Autophagy and SARS-CoV-2 infection: A possible smart targeting of the autophagy pathway
Shahla Shojaei, Madhumita Suresh, Daniel J. Klionsky, Hagar Ibrahim Labouta, Saeid Ghavami
The severe acute respiratory syndrome coronavirus 2 (SARS-CoV-2) outbreak resulted in 5,993,317 confirmed cases worldwide with 365,394 confirmed deaths (as of May 29th, 2020, WHO). The molecular mechanism of virus infection and spread in the body is not yet disclosed, but studies on other betacoronaviruses show that, upon cell infection, these viruses inhibit macroautophagy/autophagy flux and cause the accumulation of autophagosomes. No drug has yet been approved for the treatment of SARS-CoV-2 infection; however, preclinical investigations suggested repurposing of several FDA-approved drugs for clinical trials. Half of these drugs are modulators of the autophagy pathway. Unexpectedly, instead of acting by directly antagonizing the effects of viruses, these drugs appear to function by suppressing autophagy flux.

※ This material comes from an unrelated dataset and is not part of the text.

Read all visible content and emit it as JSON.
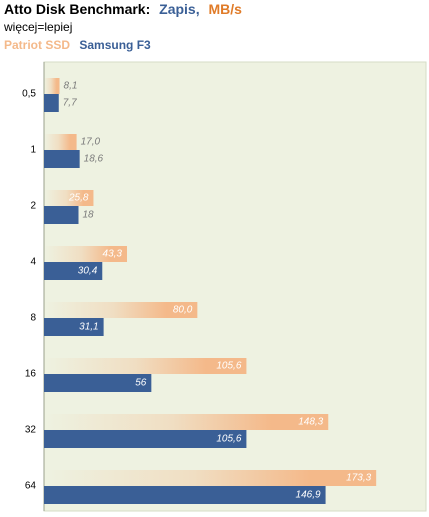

Based on the established cross-talk between autophagy and apoptosis, we speculate that over-accumulation of autophagosomes activates an apoptotic pathway that results in apoptotic death of the infected cells and disrupts the virus replication cycle. However, administration of the suggested drugs are associated with severe adverse effects due to their off-target accumulation. Nanoparticle targeting of autophagy at the sites of interest could be a powerful tool to efficiently overcome SARS-CoV-2 infection while avoiding the common adverse effects of these drugs.